The United States is, undeniably, facing difficult times.  The American Heritage Resource Education Foundation says these problems arise partly because the citizens are forsaking their roots, expecting to remain civilized and free while being ignorant of the past. The website proclaims, “The experts agree–America is in such significant social, cultural, philosophical, governmental, and educational decline that, if continued unabated, it will result in the death of the country.”   


For a country built on the concepts of “individual rights and the four key themes  of Freedom, Unity, Progress, and Responsibility,” disaster looms when these concepts are no longer taught and reinforced in schools and institutions.

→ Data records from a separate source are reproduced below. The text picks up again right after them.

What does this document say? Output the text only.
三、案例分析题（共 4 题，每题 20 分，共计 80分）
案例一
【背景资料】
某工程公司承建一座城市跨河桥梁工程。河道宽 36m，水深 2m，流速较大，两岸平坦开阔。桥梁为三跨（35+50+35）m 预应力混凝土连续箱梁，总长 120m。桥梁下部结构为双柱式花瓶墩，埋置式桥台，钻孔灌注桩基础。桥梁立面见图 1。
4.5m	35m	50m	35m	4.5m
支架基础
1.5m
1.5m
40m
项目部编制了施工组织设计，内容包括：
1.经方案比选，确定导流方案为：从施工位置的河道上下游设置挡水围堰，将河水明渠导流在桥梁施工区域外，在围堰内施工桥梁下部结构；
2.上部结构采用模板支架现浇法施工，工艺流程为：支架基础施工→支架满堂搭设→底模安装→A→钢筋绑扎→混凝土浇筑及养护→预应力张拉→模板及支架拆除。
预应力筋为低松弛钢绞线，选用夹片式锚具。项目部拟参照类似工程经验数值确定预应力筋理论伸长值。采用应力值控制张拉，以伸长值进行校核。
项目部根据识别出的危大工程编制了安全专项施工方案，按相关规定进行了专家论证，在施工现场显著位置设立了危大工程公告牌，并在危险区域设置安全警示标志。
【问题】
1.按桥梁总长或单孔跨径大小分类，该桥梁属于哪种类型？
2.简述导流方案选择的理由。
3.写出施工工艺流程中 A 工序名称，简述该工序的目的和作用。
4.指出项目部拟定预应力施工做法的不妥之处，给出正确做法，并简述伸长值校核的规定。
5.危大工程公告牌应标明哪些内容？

The mission of the American Heritage Resource Education Foundation, Inc. is to promote constructive citizenship among students and citizens by teaching, reinforcing, and practicing these four themes.  That is why they put together the Adventure in Liberty curriculum supplement for grades K-12.  In its three levels, Elementary, Middle School, and High School, it discusses basic US documents, songs, and symbols, and teaches some US history and citizenship. 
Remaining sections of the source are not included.